HeviShot first appeared in the late 1990s. Made of tungsten-iron alloy, it was denser than lead, weighing 12 grams per cubic centimeter vs 11.2 g/cc for lead and a paltry 7.8 g/cc for steel. In pellets, density is everything. The denser the pellet, the better it retains velocity and energy, and the better it penetrates. HeviShot wasn’t cheap, but its reputation for clean, long-range kills spread, and enough hunters thought it was worth the price to shoot shells that hit harder and patterned tighter than the best premium buffered lead magnum ever could. HeviShot kicked off an era of denser-than-lead ammunition that lasted until the price of tungsten grew so high that the only people who would buy tungsten-iron shotshells were turkey hunters who can milk a box of 10 shells for a good part of a decade.

New HeviShot Hits as Hard as Ever For About $2.50 Per Shell

HeviShot Hevi XII shotshells
HeviShot Hevi XII will be available this fall in a range of option for $60 to $72 per box of 25. HeviShot

HeviShot was unusual stuff. The pellets looked like byproduct, not shot. Pellet size within a single shell showed a lot of variation. It came in odd shapes, too: ovoids, snowmen, blobs, conjoined-twin pellets, and, oh yeah, some of them were round. While it had always been an article of faith among ballisticians that round pellets patterned the best, misshapen HeviShot pellets patterned almost too well.
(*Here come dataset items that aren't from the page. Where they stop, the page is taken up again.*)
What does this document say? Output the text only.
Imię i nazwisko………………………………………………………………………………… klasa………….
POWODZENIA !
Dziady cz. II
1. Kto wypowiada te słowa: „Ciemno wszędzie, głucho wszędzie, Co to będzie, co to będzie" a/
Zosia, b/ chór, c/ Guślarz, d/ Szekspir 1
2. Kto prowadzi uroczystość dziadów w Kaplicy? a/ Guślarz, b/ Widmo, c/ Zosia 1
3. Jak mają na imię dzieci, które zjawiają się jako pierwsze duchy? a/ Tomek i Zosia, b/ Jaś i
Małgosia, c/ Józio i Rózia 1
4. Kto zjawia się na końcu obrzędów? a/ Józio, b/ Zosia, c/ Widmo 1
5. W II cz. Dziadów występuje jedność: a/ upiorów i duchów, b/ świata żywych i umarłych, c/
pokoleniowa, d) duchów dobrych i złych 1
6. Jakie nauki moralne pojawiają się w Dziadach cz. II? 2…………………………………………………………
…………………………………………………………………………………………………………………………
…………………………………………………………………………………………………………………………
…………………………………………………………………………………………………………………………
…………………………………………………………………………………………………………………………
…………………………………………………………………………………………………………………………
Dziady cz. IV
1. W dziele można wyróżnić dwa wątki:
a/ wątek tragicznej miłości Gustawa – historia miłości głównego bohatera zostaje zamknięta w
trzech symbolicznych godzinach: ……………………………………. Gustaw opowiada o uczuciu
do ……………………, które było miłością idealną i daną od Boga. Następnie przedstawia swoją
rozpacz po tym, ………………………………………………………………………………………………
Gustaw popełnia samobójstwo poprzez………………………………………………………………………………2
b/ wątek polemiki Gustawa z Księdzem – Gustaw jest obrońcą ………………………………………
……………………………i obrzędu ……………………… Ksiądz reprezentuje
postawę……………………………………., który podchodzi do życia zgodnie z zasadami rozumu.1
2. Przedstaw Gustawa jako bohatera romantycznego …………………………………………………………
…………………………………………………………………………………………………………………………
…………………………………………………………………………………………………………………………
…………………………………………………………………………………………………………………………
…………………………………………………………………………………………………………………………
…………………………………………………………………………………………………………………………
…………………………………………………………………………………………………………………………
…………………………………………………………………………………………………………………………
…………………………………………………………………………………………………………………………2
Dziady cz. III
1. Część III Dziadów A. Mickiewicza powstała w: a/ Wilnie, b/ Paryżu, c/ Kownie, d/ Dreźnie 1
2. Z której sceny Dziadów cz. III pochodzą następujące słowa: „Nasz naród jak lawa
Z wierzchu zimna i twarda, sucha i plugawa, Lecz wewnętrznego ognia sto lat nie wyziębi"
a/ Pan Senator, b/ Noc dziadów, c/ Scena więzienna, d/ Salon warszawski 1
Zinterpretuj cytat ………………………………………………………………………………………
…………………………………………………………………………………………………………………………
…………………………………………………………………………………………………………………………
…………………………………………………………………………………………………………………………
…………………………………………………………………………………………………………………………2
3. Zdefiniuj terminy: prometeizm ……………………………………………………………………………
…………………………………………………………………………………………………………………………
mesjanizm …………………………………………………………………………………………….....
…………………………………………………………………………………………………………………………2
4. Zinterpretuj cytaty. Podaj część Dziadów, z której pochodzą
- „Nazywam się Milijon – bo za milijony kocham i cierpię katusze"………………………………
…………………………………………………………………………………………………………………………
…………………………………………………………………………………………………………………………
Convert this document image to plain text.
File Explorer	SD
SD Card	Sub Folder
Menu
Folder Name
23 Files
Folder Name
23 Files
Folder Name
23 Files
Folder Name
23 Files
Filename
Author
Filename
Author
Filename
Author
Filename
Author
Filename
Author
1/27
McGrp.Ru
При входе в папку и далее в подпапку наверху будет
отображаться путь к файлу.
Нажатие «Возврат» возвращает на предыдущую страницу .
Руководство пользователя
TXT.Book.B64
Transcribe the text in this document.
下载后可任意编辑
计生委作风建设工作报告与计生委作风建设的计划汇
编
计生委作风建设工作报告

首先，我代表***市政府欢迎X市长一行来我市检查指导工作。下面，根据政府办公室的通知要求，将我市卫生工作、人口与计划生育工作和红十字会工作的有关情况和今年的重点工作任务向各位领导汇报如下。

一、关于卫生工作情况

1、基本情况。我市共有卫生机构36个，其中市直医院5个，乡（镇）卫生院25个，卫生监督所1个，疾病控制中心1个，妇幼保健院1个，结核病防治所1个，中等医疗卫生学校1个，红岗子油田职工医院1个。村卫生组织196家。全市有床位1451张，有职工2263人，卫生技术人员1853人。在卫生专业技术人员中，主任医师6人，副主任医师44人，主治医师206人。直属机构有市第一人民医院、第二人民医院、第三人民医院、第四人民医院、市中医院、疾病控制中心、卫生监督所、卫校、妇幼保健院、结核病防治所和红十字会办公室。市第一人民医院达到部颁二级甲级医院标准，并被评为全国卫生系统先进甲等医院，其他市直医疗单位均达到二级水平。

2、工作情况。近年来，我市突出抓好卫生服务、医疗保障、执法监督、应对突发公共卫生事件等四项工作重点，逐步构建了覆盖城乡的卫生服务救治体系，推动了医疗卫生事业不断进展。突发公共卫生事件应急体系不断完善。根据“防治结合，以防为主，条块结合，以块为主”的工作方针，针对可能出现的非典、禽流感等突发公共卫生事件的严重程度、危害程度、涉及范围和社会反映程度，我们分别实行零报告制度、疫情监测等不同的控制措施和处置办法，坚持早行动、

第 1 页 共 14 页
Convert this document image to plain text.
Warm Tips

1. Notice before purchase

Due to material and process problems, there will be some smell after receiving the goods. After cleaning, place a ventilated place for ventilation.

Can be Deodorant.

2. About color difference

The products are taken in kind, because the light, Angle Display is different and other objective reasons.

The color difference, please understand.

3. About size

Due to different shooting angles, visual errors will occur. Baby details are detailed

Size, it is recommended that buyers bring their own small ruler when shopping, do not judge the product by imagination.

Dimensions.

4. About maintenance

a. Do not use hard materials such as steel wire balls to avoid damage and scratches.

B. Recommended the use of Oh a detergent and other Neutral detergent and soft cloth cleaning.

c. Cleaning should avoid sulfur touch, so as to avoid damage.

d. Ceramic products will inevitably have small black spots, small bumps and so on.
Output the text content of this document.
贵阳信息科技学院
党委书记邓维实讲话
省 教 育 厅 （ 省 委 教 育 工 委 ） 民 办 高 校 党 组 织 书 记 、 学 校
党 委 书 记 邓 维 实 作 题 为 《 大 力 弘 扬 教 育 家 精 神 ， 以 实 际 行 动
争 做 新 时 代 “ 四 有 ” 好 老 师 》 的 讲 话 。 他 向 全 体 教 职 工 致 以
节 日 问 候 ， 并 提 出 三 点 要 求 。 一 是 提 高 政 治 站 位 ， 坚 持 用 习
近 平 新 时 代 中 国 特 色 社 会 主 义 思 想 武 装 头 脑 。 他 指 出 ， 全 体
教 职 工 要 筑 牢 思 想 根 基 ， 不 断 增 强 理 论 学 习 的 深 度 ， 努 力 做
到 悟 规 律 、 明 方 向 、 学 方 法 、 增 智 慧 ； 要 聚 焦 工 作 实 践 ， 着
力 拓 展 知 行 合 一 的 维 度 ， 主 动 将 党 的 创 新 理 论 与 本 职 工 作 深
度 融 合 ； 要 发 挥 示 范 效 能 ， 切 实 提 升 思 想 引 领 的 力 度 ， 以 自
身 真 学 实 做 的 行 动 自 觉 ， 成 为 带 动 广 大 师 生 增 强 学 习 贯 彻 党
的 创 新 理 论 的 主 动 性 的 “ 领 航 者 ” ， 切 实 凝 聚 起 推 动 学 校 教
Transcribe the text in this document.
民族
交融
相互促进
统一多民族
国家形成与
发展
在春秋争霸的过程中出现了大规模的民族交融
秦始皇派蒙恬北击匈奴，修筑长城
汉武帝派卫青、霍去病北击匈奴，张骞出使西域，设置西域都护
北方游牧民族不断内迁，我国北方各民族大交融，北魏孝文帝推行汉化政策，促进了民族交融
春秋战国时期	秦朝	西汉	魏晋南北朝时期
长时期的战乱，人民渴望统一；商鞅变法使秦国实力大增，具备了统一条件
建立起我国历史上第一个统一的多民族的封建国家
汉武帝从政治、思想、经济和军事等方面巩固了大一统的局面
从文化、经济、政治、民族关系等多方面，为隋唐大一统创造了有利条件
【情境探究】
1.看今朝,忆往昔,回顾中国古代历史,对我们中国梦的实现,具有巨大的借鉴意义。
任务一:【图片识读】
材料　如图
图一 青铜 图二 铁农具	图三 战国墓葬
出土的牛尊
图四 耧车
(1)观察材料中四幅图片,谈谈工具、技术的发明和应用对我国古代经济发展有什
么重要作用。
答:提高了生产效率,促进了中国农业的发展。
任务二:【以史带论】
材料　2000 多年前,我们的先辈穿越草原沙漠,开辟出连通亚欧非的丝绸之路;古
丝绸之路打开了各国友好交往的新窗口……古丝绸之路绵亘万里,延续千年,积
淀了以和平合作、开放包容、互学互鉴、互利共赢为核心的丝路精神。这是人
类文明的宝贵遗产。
As the cost of raw tungsten climbed, Environmetal, makers of HeviShot, tried to control prices by offering blended loads combining steel and HeviShot (HeviMetal, SpeedBall); by offering lower-density tungsten-iron products (original HeviSteel and HeviX); and by fiddling with the formulation of HeviShot itself. For instance, they split it into HeviShot Duck, which wasn’t quite as dense as lead, and HeviShot Goose, which was the good stuff. Even so, it became prohibitively expensive.

Thus, it came as quite a surprise to me this summer to learn that it was back, formulated to full strength and packed in boxes of 25 shells for $60-$72 per box, which, for tungsten-iron, is downright reasonable. HeviShot’s Tina Larsen says reducing the number of shell offerings to just a few allows for longer production runs and lower prices. Packing shells 25 per box saves money, too.

Test Results: Hevi XII Is The Real Thing

My HeviShot samples were 3-inch 12 gauge, 1¼ ounces of No. 4 shot at 1450 fps. To be sure this was the real stuff and not a marketing sleight of hand, I cut a shell open and measured and weighed the pellets. At an average of almost .14 inch, the pellets were a little larger than 4 shot (.13 inch) is supposed to be, but at 3.8 grains apiece in weight, it’s way heavier than a lead 4 (3.25 grains). They counted out to 114 pellets per ounce versus 135 pellets per ounce for lead 4s. 

Patterns from a Rob Roberts T2 (about Light Modified) in an Remington 870 were excellent, averaging around 76 percent. That’s about what we learned to expect from the original stuff, which likewise printed Full choke patterns from fairly open chokes. I am eager to shoot up the rest of these this fall. HeviShot 4s are one of my all-time favorite big-duck-with-a-chance-of-geese loads, and I am confident that these will perform just like the HeviShot that astounded us when we first shot it 20 years ago.